In this study, the influence of the dispersion status of TiO₂ nanoparticles during the preparation process of a composite casting solution on the morphologies, properties and antifouling performance of PVDF/TiO₂ composite membranes was systematically investigated. PEG was employed as a pre-dispersing agent in partial solvent aimed at pre-dispersing the TiO₂ nanoparticles and, also in addition, as a pore-forming agent during the subsequent phase inversion process. The pre-dispersion of the TiO₂ nanoparticles facilitated the formation of uniform-surface pores and the development of a finger-like structure on the sub-layers. The porosity and water permeability were improved differently. The hydrophilicity was improved by 6.0% in terms of the contact angle value. The zeta potential and mechanical properties were also enhanced. The pre-dispersion of the TiO₂ nanoparticles also contributed to the decrease in roughness on the membrane surfaces. The decreasing negative free energy of cohesion and adhesion and increasing interaction energy (up to 0.43 KT) between the membrane surfaces and foulants, along with the less declined flux, confirmed the promising modification of the antifouling performance of the PVDF/TiO₂ composite membrane.

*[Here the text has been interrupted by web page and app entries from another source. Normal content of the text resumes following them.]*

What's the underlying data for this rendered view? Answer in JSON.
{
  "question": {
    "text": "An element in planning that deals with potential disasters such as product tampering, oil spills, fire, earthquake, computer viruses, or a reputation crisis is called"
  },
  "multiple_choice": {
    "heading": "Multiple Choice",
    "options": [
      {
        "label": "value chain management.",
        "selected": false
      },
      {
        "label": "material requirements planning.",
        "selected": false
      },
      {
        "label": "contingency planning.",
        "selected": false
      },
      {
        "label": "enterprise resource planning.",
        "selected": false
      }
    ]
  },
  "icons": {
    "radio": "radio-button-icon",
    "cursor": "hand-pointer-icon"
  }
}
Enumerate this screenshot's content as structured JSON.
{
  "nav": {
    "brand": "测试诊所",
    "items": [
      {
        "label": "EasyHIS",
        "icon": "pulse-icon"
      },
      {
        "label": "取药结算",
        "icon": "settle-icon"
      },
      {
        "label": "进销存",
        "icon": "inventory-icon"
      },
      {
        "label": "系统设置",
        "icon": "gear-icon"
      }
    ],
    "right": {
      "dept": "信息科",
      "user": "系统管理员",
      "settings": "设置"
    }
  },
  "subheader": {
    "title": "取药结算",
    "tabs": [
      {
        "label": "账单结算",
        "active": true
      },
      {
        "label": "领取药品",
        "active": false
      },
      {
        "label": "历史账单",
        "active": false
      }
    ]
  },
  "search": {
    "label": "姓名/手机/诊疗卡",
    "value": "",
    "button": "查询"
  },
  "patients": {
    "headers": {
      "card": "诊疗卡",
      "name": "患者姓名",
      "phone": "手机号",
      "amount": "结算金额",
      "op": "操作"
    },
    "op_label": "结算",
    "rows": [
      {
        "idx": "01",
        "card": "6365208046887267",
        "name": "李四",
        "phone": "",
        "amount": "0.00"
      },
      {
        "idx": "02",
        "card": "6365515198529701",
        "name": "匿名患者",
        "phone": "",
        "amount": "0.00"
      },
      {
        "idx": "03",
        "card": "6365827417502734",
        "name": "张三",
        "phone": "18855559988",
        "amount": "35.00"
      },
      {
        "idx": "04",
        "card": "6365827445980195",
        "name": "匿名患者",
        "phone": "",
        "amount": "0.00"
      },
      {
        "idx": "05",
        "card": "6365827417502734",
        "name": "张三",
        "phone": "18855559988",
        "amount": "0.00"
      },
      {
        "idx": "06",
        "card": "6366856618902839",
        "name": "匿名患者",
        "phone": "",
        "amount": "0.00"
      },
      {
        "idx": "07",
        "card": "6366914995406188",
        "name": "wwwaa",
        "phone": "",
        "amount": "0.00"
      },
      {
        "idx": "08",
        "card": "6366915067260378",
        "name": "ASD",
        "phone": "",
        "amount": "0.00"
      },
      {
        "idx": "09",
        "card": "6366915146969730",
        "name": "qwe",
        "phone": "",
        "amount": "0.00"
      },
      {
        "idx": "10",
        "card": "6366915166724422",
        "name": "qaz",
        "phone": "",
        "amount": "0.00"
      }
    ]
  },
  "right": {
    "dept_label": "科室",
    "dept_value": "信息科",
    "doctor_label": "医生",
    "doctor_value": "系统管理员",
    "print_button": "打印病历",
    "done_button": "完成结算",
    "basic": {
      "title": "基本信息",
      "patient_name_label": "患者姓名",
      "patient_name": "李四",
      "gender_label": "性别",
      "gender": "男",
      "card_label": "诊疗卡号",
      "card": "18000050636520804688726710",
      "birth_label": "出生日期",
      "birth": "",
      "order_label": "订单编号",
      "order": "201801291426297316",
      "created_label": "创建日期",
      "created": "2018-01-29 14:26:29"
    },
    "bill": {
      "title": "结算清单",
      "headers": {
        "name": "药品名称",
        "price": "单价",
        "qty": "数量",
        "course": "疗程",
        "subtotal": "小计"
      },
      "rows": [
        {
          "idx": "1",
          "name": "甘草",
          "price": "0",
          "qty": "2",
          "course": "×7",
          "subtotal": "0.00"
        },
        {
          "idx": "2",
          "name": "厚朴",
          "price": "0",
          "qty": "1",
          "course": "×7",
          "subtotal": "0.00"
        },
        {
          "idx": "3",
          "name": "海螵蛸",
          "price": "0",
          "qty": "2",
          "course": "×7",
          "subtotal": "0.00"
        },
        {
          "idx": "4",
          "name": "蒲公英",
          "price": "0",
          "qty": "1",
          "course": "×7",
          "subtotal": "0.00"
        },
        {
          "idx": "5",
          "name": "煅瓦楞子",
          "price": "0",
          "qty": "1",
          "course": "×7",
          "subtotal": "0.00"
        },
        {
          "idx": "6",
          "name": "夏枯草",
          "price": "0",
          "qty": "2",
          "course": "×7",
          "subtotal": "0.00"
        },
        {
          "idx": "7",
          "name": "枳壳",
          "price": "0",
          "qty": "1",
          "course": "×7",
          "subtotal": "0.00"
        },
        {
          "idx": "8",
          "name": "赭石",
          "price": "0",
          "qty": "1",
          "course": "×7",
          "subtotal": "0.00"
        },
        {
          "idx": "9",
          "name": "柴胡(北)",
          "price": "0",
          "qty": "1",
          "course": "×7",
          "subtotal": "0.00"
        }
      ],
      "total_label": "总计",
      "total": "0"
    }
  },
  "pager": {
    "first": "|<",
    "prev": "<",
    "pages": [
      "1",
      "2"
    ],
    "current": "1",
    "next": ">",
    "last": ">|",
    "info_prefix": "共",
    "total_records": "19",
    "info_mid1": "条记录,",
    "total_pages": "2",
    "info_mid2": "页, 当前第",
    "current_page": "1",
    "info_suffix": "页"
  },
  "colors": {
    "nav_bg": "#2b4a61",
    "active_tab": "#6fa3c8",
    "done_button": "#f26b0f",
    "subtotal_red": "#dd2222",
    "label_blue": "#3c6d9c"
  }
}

The excellent stability of the TiO₂ nanoparticles in the casting solution of membrane F3 after the pre-dispersing process under the steric hindrance interaction of PEG was inferred from the overlapping backscattering signal and relatively low TSI value (<1.0), which might have given rise to the excellent comprehensive performance of the PVDF/TiO₂ composite membrane.